Kimberley Billingsley and Pilar Alvarez Jerez from the long-read sequencing team at the Center for Alzheimer’s and Related Dementias (CARD), National Institutes of Health, recently presented their work on using nanopore sequencing for Alzheimer’s disease research in webinar ‘Scalable nanopore sequencing for Alzheimer’s research’.
We caught up with them to discuss their current research interests, what led them to focus on neurodegenerative disorders, and how nanopore sequencing is helping our understanding of structural variation in Alzheimer’s and related dementias.
What are your current research interests?
We are interested in identifying associations between genetic variation and disease. It is clear that complex structural variation can affect neurodegenerative diseases, especially in the rare causal variant space. But little is known about common complex structural variation in the genome, in relation to neurodegenerative diseases. Our main research interests are generating large-scale genomic resources to identify rare variants causing disease and common variations contributing to disease, and of course, making all this data available to the research community in an easy-to-access manner.
What first ignited your interest in genomics and what led you to focus on neurodegenerative disorders such as Alzheimer’s and Parkinson’s disease?
Genomics is cool! Personally, I [Kimberley] became interested in the genetics of neurological disease during my master’s degree when I listened to a talk about transposable elements, which are these little bits of DNA that can copy and paste themselves into the genome. After that I was hooked and I’ve been working on characterising difficult parts of the genome ever since.
How is nanopore sequencing changing our understanding of structural variation in Alzheimer’s and dementia? How has it benefited your work?
Over the last few years, we’ve spent a lot of time and resources generating and analysing short-read sequencing data. But, unfortunately, when we’ve looked for structural variants associated with disease in these datasets, because of the nature of the technology, we have found a high number of false positives. Oxford Nanopore’s technology is changing the field because we can now sequence very long stretches of DNA and with these longer reads we can better detect disease-associated variants. Now that we have developed a scalable wet lab and computational pipeline that allows us to generate highly accurate variant calls, methylation calls, and de novo assemblies in thousands of samples, we are really looking forward to applying this framework to disease cohorts to start to make new genetic discoveries.
What impact is the ability to get epigenetic information from your nanopore data having on your research, and what insights could it offer?
Getting epigenetic information from our nanopore whole-genome data allows us to identify structural variants and investigate their role on methylation differences simultaneously, therefore speeding up the process by which we can characterise areas of the genome harboring genetic events. This is further aided by the high correlation of Oxford Nanopore data to methylation calls made by standard whole-genome bisulfite sequencing (WGBS). However, unlike WGBS, nanopore sequencing allows us to investigate epigenetic information at a haplotype-level resolution. This allows for a more detailed exploration of methylation in regions around heterozygous structural variants.

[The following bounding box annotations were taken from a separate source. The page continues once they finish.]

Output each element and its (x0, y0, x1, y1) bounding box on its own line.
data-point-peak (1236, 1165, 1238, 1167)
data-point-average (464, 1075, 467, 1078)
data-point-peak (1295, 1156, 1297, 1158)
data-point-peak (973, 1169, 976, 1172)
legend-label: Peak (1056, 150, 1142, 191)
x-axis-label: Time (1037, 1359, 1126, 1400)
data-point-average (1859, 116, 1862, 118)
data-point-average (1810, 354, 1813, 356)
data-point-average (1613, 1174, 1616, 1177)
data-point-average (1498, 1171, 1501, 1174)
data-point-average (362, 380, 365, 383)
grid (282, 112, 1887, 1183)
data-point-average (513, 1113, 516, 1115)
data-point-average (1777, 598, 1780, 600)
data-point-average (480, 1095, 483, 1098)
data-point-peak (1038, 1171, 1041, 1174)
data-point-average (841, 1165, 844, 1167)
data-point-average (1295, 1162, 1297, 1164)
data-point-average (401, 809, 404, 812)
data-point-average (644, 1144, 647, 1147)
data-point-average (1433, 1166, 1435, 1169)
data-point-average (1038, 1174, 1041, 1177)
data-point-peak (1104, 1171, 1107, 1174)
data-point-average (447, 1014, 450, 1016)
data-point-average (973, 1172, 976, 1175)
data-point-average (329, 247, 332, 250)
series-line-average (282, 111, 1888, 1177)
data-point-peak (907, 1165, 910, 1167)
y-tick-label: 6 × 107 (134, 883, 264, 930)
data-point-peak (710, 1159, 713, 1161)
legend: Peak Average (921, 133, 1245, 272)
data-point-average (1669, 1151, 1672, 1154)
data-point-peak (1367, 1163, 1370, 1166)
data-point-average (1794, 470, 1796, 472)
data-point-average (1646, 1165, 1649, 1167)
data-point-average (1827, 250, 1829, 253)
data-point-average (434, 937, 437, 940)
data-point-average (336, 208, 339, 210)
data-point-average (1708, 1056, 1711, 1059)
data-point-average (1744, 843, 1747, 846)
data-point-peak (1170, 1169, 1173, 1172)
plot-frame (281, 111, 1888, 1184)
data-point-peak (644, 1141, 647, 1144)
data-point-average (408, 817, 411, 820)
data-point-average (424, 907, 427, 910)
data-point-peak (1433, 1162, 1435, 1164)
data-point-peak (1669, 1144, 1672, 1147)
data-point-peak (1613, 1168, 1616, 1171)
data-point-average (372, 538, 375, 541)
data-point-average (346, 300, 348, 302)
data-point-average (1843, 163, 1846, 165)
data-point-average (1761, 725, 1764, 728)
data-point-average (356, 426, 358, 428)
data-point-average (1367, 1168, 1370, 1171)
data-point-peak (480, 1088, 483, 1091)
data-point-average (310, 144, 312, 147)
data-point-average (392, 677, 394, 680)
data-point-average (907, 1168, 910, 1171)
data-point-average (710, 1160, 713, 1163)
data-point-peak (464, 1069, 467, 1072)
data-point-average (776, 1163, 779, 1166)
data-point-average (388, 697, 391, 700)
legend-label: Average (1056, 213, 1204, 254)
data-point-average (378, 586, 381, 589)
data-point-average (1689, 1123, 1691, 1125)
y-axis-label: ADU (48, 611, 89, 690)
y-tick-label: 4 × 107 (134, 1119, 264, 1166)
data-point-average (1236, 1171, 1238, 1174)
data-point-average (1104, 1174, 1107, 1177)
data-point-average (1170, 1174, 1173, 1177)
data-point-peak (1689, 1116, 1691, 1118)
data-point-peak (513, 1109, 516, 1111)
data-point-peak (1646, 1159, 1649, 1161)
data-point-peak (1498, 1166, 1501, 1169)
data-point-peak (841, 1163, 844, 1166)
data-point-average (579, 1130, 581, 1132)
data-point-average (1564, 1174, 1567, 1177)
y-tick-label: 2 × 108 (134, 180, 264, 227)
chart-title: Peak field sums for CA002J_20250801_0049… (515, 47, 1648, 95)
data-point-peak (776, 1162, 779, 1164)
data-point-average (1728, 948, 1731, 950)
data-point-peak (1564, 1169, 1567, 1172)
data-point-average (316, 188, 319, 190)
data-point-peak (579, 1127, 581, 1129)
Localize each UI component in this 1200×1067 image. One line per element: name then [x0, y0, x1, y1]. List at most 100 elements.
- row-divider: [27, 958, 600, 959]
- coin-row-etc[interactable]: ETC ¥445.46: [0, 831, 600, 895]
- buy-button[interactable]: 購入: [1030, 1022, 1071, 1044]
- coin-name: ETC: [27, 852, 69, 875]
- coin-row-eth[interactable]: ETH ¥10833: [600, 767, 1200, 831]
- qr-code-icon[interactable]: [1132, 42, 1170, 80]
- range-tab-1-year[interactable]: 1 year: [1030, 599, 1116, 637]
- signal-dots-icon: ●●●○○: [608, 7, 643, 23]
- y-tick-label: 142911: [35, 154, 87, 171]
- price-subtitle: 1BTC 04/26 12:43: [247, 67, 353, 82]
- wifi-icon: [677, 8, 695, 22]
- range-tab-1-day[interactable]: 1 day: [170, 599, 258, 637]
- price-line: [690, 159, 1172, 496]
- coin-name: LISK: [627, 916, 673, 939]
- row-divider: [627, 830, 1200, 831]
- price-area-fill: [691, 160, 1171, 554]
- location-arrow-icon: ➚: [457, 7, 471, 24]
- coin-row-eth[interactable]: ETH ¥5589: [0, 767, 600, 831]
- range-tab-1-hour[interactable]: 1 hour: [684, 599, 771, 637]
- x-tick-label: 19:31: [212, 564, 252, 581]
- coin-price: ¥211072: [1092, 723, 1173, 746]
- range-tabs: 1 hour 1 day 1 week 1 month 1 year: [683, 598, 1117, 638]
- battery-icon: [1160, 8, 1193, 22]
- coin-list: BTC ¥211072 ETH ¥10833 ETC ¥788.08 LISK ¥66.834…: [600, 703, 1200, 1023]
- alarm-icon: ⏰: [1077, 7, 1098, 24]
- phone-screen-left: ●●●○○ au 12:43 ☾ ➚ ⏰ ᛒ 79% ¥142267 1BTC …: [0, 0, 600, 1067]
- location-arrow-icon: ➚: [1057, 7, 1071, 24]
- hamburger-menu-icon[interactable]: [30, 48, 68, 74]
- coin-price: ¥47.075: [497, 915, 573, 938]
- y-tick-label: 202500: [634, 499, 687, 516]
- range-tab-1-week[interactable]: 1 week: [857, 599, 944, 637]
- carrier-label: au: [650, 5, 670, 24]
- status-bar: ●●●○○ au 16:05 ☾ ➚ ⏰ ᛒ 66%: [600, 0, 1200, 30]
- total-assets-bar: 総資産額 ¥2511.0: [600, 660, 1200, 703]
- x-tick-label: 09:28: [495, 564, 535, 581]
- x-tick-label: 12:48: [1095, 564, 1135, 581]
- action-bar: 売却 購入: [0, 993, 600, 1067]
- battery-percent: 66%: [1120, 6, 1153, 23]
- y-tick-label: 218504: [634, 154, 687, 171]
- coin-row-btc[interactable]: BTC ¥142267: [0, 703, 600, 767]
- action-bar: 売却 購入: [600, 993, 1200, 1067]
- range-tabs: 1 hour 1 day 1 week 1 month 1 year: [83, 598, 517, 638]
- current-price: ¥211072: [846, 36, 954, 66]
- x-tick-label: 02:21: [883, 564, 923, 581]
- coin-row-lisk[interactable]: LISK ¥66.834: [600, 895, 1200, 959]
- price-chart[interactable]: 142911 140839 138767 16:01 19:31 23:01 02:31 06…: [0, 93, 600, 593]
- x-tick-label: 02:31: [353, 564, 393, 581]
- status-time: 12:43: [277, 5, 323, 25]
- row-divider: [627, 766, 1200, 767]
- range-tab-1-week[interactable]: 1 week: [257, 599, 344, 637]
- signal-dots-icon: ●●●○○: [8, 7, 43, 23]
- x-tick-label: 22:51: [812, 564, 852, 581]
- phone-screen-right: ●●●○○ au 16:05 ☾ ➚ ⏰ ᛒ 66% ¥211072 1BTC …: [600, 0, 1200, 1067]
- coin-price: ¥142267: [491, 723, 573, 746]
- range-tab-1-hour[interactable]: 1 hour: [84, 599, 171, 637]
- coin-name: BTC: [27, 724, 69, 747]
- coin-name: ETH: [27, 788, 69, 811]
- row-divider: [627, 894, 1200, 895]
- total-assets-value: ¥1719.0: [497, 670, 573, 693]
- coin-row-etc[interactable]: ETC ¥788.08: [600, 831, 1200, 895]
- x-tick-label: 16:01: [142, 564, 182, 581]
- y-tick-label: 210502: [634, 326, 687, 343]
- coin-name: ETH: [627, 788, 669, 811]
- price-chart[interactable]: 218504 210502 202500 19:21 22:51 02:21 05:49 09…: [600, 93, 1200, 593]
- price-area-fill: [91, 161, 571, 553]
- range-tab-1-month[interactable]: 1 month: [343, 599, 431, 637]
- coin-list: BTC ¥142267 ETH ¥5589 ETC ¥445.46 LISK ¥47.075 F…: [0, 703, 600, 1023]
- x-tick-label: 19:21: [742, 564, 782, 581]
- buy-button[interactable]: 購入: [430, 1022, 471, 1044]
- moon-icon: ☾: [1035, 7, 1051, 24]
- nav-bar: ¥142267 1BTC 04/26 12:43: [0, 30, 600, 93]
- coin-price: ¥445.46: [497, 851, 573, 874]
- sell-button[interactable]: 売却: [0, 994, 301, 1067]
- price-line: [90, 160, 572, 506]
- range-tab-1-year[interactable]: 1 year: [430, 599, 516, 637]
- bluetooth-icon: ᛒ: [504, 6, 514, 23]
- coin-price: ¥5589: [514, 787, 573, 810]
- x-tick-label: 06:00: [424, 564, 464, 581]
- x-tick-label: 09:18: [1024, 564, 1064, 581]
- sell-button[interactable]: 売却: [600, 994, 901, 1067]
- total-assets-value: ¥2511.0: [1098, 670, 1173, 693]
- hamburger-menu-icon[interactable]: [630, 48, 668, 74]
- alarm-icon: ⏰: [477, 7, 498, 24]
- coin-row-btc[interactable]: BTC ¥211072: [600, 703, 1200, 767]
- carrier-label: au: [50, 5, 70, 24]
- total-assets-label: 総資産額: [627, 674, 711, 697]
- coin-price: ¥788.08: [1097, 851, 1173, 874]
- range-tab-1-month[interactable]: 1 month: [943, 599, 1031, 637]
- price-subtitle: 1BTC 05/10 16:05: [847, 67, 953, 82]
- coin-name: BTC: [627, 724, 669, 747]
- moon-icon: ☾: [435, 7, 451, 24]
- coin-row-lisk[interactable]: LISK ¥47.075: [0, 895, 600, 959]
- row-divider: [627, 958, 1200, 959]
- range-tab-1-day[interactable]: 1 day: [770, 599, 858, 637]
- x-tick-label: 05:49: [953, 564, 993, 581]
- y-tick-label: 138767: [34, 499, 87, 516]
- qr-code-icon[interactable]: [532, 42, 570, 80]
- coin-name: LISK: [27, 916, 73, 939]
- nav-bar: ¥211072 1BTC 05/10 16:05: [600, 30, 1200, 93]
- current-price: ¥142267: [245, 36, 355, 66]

What impact does the ability to generate phased variant calls and assemblies from long-read sequences have for researchers?
The ability to generate phased variant calls and assemblies from our nanopore long reads facilitates the characterisation of complex regions that contain multiple small and structural variants on both haplotypes. The ability to know with high certainty how variants are positioned within the two alleles can lead to a better understanding of variant linkage and effect on expression.
What have been the main challenges in your work and how have you approached them, especially working on high-throughput projects with large cohorts?
Scaling up is always complex. Prepping and sequencing a hundred brain samples is doable with a few skilled lab hands, but if we scale this up to hundreds, and potentially thousands of samples, this process needs to be automated with robotics. Stability and harmonisation are key here, like developing any new technology (nanopore sequencing) and robotics systems, there were challenges and a lot of developments were needed. But after a long optimisation period, we think we have a good setup now and a clear path forward for scaling up.
What’s next for your research?
We’ve just finished sequencing our first brain cohort of around 250 samples, which is our ‘in house’ cohort that mainly consists of control samples of European ancestry. We started with this cohort mostly because we had a lot of tissue readily available in the lab (which sped up the process of developing the protocols and making it scalable) and another nice bonus was that we had already generated lots of omics datasets for this cohort. Now that we have established scalable nanopore sequencing at CARD, we are looking forward to sequencing samples from diverse populations — we are currently sequencing samples from African American ancestry and then we will begin sequencing brain samples from a Columbian brain bank.